The Carters made history through their modesty when they slept in the basement of a church during their first construction in New York City 38 years ago. They were no more pretentious – and no less active – in New Orleans in 2007.

Carrying on a tradition

Inspired by their hands-on volunteer work, Brooks and Yearwood have participated in the Work Project’s construction efforts almost annually for the past 17 years, reuniting with the former first family to simultaneously build dozens of homes for low- to moderate-income homebuyers around the world. The country stars continued the tradition without her this year.
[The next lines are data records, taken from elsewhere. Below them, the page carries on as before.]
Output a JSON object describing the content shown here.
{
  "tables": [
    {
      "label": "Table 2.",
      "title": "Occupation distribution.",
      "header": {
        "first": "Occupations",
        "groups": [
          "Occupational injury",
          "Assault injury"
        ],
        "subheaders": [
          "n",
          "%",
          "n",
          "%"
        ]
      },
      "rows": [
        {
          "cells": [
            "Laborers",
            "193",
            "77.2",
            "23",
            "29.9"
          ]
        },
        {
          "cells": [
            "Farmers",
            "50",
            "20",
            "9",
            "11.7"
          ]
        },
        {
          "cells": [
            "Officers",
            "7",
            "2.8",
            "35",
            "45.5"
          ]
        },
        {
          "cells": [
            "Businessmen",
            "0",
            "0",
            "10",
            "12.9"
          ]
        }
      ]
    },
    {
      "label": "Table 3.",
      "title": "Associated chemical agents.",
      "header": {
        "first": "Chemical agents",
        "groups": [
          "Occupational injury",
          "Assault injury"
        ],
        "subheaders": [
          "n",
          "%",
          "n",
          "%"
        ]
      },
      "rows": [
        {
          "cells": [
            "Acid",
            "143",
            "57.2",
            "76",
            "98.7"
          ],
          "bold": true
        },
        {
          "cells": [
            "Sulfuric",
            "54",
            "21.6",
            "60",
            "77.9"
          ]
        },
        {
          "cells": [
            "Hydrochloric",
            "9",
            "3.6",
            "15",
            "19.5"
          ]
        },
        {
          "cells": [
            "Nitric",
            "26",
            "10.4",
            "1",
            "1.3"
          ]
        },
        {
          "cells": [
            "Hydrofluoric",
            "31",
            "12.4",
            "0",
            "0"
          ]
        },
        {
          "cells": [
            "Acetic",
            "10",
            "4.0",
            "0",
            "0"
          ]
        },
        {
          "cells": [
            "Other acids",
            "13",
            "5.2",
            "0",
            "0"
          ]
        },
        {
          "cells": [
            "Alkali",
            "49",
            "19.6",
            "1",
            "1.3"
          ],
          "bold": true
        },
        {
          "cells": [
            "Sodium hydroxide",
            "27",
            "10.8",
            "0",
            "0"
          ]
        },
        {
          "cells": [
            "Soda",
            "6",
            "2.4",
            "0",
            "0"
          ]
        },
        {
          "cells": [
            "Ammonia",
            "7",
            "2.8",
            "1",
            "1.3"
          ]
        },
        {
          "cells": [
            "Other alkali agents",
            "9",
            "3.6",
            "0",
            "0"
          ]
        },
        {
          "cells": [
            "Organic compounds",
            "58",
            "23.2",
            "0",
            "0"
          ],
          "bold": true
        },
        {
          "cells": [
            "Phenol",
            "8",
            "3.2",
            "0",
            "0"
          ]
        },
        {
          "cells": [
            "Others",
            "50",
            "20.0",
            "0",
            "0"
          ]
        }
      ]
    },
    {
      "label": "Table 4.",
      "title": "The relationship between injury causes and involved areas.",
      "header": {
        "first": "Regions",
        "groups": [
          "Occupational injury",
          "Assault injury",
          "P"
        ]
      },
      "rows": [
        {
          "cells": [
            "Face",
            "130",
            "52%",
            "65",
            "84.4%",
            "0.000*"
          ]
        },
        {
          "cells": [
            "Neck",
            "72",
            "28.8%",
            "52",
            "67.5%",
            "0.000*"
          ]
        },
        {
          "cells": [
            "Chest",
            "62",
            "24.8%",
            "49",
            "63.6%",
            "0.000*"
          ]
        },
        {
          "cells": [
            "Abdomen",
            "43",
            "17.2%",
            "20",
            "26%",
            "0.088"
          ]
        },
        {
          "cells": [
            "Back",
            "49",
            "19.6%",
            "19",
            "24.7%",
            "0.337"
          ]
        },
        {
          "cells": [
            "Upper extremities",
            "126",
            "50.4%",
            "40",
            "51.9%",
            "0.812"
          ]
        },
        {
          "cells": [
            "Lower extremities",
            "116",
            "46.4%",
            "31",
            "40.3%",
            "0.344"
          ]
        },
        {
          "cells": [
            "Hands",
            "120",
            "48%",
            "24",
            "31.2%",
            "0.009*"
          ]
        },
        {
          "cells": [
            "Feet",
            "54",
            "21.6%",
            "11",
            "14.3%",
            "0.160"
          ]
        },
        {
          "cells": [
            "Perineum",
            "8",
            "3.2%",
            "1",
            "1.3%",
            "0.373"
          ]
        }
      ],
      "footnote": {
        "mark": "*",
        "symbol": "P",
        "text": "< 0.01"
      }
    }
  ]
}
Rosalynn Carter died last year; Jimmy Carter, who entered home hospice care in Georgia more than 18 months ago, turns 100 on Tuesday.
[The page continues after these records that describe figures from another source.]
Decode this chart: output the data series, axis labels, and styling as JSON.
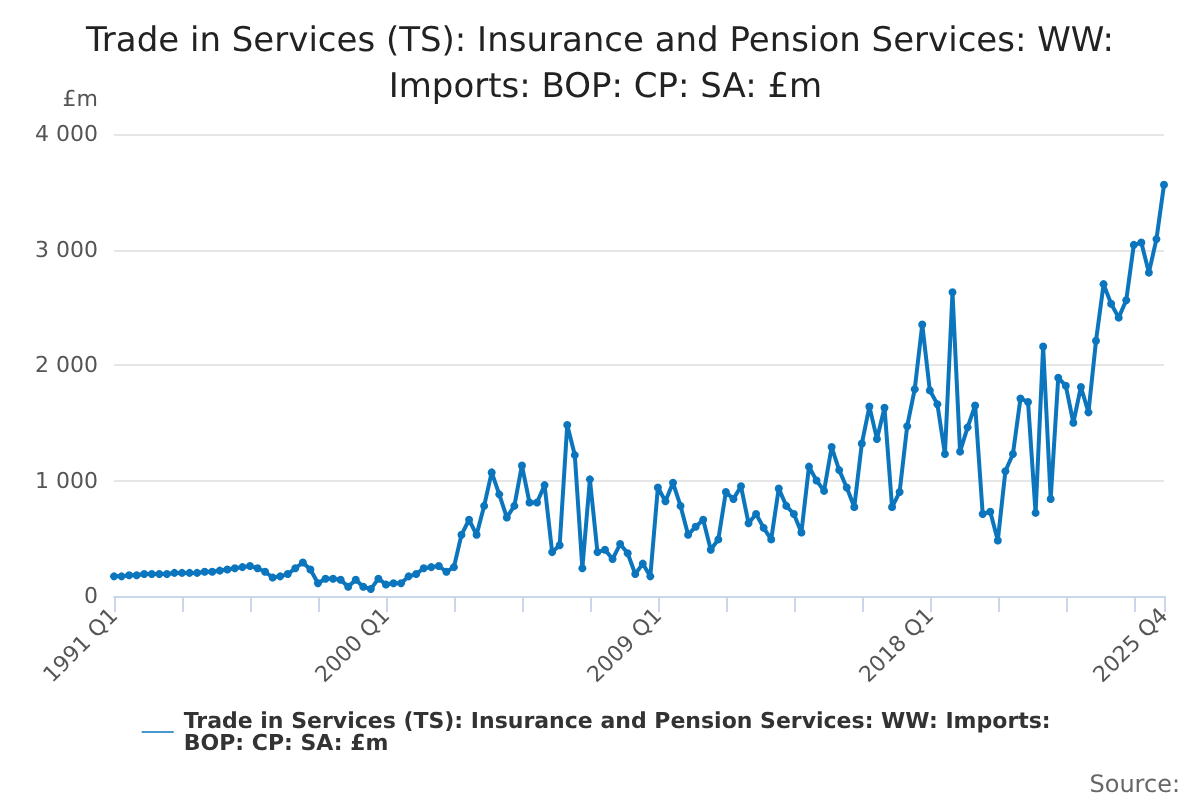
{
  "chart_data": {
    "type": "line",
    "title": "Trade in Services (TS): Insurance and Pension Services: WW: Imports: BOP: CP: SA: £m",
    "ylabel": "£m",
    "categories": [
      "1991 Q1",
      null,
      null,
      null,
      null,
      null,
      null,
      null,
      null,
      null,
      null,
      null,
      null,
      null,
      null,
      null,
      null,
      null,
      null,
      null,
      null,
      null,
      null,
      null,
      null,
      null,
      null,
      null,
      null,
      null,
      null,
      null,
      null,
      null,
      null,
      null,
      "2000 Q1",
      null,
      null,
      null,
      null,
      null,
      null,
      null,
      null,
      null,
      null,
      null,
      null,
      null,
      null,
      null,
      null,
      null,
      null,
      null,
      null,
      null,
      null,
      null,
      null,
      null,
      null,
      null,
      null,
      null,
      null,
      null,
      null,
      null,
      null,
      null,
      "2009 Q1",
      null,
      null,
      null,
      null,
      null,
      null,
      null,
      null,
      null,
      null,
      null,
      null,
      null,
      null,
      null,
      null,
      null,
      null,
      null,
      null,
      null,
      null,
      null,
      null,
      null,
      null,
      null,
      null,
      null,
      null,
      null,
      null,
      null,
      null,
      null,
      "2018 Q1",
      null,
      null,
      null,
      null,
      null,
      null,
      null,
      null,
      null,
      null,
      null,
      null,
      null,
      null,
      null,
      null,
      null,
      null,
      null,
      null,
      null,
      null,
      null,
      null,
      null,
      null,
      null,
      null,
      null,
      null,
      "2025 Q4"
    ],
    "series": [
      {
        "name": "Trade in Services (TS): Insurance and Pension Services: WW: Imports: BOP: CP: SA: £m",
        "color": "#0b75bd",
        "values": [
          170,
          170,
          180,
          180,
          190,
          190,
          190,
          190,
          200,
          200,
          200,
          200,
          210,
          210,
          220,
          230,
          240,
          250,
          260,
          240,
          210,
          160,
          170,
          190,
          240,
          290,
          230,
          110,
          150,
          150,
          140,
          80,
          140,
          80,
          60,
          150,
          100,
          110,
          110,
          170,
          190,
          240,
          250,
          260,
          210,
          250,
          530,
          660,
          530,
          780,
          1070,
          880,
          680,
          780,
          1130,
          810,
          810,
          960,
          380,
          440,
          1480,
          1220,
          240,
          1010,
          380,
          400,
          320,
          450,
          370,
          190,
          280,
          170,
          940,
          820,
          980,
          780,
          530,
          600,
          660,
          400,
          490,
          900,
          840,
          950,
          630,
          710,
          590,
          490,
          930,
          780,
          710,
          550,
          1120,
          1000,
          910,
          1290,
          1090,
          940,
          770,
          1320,
          1640,
          1360,
          1630,
          770,
          900,
          1470,
          1790,
          2350,
          1780,
          1660,
          1230,
          2630,
          1250,
          1460,
          1650,
          710,
          730,
          480,
          1080,
          1230,
          1710,
          1680,
          720,
          2160,
          840,
          1890,
          1820,
          1500,
          1810,
          1590,
          2210,
          2700,
          2530,
          2410,
          2560,
          3040,
          3060,
          2800,
          3090,
          3560
        ]
      }
    ],
    "ylim": [
      0,
      4000
    ],
    "yticks": [
      0,
      {
        "value": 1000,
        "label": "1 000"
      },
      {
        "value": 2000,
        "label": "2 000"
      },
      {
        "value": 3000,
        "label": "3 000"
      },
      {
        "value": 4000,
        "label": "4 000"
      }
    ],
    "grid": "y",
    "legend": "bottom",
    "marker": "circle",
    "line_style": "solid",
    "annotations": [
      "Source:"
    ]
  }
}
“You tell your girls when they grow up, you tell anyone who will listen, you always want to be a part of something bigger than anything you can do alone,” Brooks said during a speech to a tent full Media cameras press event Monday afternoon at the construction site on St. Paul’s East Side.
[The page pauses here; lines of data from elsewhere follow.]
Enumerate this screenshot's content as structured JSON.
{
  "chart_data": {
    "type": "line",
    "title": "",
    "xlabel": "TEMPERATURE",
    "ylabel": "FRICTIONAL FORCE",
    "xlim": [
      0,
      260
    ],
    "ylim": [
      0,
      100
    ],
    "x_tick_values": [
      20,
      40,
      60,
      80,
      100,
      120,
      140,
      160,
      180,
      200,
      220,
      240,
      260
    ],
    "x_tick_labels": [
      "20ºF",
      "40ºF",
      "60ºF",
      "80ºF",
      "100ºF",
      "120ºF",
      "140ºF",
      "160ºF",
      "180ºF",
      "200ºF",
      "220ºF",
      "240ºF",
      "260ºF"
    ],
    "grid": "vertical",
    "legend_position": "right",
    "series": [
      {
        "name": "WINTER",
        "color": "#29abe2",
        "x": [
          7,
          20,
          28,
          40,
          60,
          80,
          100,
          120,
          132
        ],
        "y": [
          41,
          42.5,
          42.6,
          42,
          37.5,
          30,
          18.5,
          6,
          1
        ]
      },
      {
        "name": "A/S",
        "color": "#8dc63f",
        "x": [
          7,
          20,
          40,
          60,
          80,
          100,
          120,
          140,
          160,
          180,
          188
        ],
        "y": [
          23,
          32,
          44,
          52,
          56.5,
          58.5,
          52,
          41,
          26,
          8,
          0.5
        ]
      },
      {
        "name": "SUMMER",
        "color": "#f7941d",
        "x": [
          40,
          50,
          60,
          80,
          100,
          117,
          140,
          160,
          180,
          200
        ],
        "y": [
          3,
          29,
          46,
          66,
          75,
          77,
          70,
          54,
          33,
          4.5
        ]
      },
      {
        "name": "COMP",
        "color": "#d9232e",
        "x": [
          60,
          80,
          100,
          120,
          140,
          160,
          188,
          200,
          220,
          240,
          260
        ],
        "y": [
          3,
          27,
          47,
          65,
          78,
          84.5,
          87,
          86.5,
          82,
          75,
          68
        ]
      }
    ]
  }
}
The impetus for building their latest work project is “The Heights,” the development on the 112-acre former Hillcrest Golf Course property on Arlington Avenue, where Habitat for Humanity is building the first 30 of approximately 174 affordable Habitat homes.

Residences range from four-family homes to single-family homes and will be sold to future Twin Cities Habitat customers at lower than usual interest rates and below market prices.

“Not just a core urban problem”

The construction site — the largest in Twin Cities Habitat history — was a hive of activity with about 1,000 volunteers on Monday, the first of five days of work that will include a total of about 4,000 participants, many from out of state.

According to the Minnesota Housing Partnership, while wages have risen in recent years, rising housing costs have far outpaced the increase. Owners’ incomes increased by 2% in the last five years; Property values ​​rose 19% over the same period. A household would need to earn a total annual salary of $98,500 to afford a median-priced home in Minnesota, a threshold that widens the racial gap in homeownership rates in the state. About 77% of white families in the state own their own home, compared to 29% of Black families.

“This is not just a core urban issue,” said Chris Coleman, president and CEO of Twin Cities Habitat for Humanity, during Monday’s media event. “This is a problem in rural communities as well as urban and suburban communities. … Polaris or Digi-Key (electronics) cannot grow in northern Minnesota if employees don’t have housing.”

That sentiment was echoed by Jonathan Reckford, executive director of Habitat for Humanity International, who said communities across the country are struggling with housing costs.

“Ultimately it’s all about land and funding,” Reckford said. “And if you look at the gap between what the average family can afford and the current cost of building a home, it is the largest in modern history. … In many of our major metropolitan areas, Habitat is joining or establishing large, mixed-income communities.”

“Decision-making power and self-determination”

St. Paul Mayor Melvin Carter, who picked up the drill and pitched in with construction Monday, called homeownership an important path to building wealth and stability for low-income families.

“When the dean of my business school said the word ‘justice,’ she meant … the right to decision-making power and self-determination,” the mayor said. “Every hammer blow we hear is the sound of a family moving into a home with equity. … We need more housing units.”

Yearwood said the Habitat builds have become a week that she and Brooks look forward to every year. The Work Project took them twice to Haiti, the poorest country in the Western Hemisphere, where the poverty was immediately apparent upon their arrival.

“You get off the plane in Port au Prince and cry the whole way to the site,” Yearwood said. “And then we came back the second year… you just cry a little less because you see improvement, even though it’s hard. My favorite part was going back to the site and…seeing the homeowners, seeing the light in their eyes and seeing how well they were doing. Everyone deserves this chance.”